Miyuki Tabata received her PhD from the Graduate School of Pure and Applied Sciences, University of Tsukuba. She then began work at the Tokyo Medical and Dental University in the laboratory of Bioelectronics (Prof. Yuji Miyahara). She has been a PI at the Tokyo University of Agriculture and Technology since 2023. Her research focuses on developing electrical/electrochemical biosensing devices and their medical applications.

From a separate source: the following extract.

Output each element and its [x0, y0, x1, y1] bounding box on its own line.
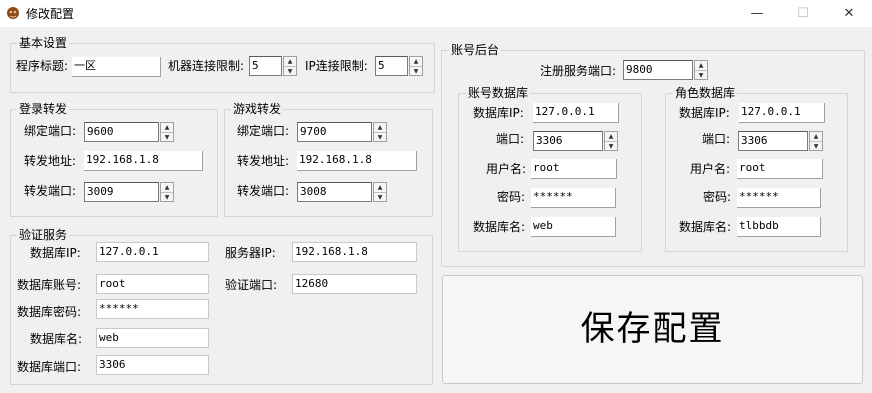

Yuji Miyahara (Specially Appointed Professor, Institute of Biomaterials and Bioengineering, Tokyo Medical and Dental University)

Yuji Miyahara was born in Kanagawa Prefecture in 1956. He graduated from the School of Engineering, Tokyo Institute of Technology in 1980 and received his PhD from Tokyo Institute of Technology in 1985. He joined the Hitachi Central Research Laboratory in 1985. He was a visiting researcher at the Swiss Federal Institute of Technology from 1988 to 1989. He became the group leader of the Bioelectronics group and a director of the Biomaterials Center at the National Institute for Materials Science in 2002 and 2008, respectively. He became a professor at the Institute of Biomaterials and Bioengineering, Tokyo Medical and Dental University in 2010, and a director of the Institute of Biomaterials and Bioengineering, Tokyo Medical and Dental University in 2014. He has been a specially appointed professor at Tokyo Medical and Dental University since 2022. He has been working in the fields of electronics and biotechnology for more than 40 years. He has been studying bio-transistors for DNA analyses, micro total analysis systems (µTAS), and solid-state biosensors.